Co pokazała Asia? Marek Grygiel opisał jej sytuację. Przytoczmy fragment jego tekstu z komunikatu prasowego: „Joanna Zastróżna celowo poddała własne intymne doświadczenia – powiedzmy, nie zawsze pozytywne – przetworzeniu na kilkanaście wizualizacji ekspresyjnie wydobywających relacje z bliskim sobie człowiekiem. Ten nowy cykl, podjęty niedawno po kilkuletniej przerwie, zawiera duży ładunek osobistych przemyśleń i jest szczerą, może nawet niekiedy nieco ekshibicjonistyczną opowieścią, w której pojawia się ona sama i bliska jej osoba”. Ciekawa jest forma tych podświetlanych prac i walka z materią, która nie do końca da się ujarzmić. To forma pewnej terapii czy rodzaj egzorcyzmów odprawianych nad ciałem męskim. Dokąd to prowadzi? Tego nie wiemy – dryfujemy razem z autorką po bezkresie ludzkiego oceanu, jakim jest wyobraźnia, instynkt i chęć urzeczywistnienia swej biologicznej formy. Artystkę wspomagają duchowo, na ile potrafią, Andrzej Świetlik i Tomek Sikora. Fotografie Asi są rodzajem samotniczej pracy twórczej, choć powstającej w kurorcie, jakim jest Sopot.

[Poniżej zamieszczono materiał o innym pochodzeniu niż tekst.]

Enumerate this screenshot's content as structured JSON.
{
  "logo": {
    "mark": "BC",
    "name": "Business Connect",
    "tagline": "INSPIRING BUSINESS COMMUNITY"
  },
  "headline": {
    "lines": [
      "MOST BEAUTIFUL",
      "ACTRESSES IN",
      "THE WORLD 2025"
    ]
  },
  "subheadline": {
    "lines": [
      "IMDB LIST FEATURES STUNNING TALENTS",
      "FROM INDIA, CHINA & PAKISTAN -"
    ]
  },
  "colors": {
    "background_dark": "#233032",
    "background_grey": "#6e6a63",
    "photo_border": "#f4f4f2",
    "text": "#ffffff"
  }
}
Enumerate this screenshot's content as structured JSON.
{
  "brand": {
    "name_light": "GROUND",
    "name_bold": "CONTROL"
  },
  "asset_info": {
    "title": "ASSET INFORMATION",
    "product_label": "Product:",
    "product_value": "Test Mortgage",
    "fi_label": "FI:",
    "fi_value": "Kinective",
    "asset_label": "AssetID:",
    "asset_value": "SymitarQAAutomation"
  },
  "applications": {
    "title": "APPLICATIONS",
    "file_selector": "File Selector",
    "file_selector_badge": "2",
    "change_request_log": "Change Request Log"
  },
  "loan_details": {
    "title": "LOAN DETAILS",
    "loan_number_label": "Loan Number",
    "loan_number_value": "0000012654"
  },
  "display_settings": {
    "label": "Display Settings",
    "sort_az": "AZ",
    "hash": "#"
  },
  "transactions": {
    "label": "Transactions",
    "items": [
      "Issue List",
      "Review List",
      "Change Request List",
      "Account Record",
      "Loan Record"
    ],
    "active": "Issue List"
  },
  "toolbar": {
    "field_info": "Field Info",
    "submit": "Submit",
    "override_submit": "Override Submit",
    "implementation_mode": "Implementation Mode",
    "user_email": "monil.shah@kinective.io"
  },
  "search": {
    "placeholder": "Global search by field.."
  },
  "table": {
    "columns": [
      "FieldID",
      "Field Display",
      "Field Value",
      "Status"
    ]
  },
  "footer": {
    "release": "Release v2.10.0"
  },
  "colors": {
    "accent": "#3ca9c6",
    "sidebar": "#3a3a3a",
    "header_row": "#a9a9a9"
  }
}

                Bez tytułu, 2010

                                              Bez tytułu, 2010

Osobiście wolałem poprzedni projekt autorki, który był bardziej seksualny i powinien znaleźć się w kolekcji Cezarego Pieczyńskiego na wystawie, która pokazywana była w Domu Zdrojowym w Sopocie Oh no, not sex and death again! Ale nie jest to zła wystawa Asi, ma sobie problem…

       Bez tytułu, 2010

Na zakończenie wycieczki odwiedziłem wraz ze znajomymi, braćmi Słowińskimi, pracownię Edwarda Dwurnika, gdzie poznałem Polę Dwurnik i pośmieliśmy się trochę z polskiej rzeczywistości.

                                          Bez tytułu, 2010


Cały dzień padał deszcz, nawet bałem się tej udanej po wieloma względami podróży do Warszawy. Kiedy w końcu przestanie padać?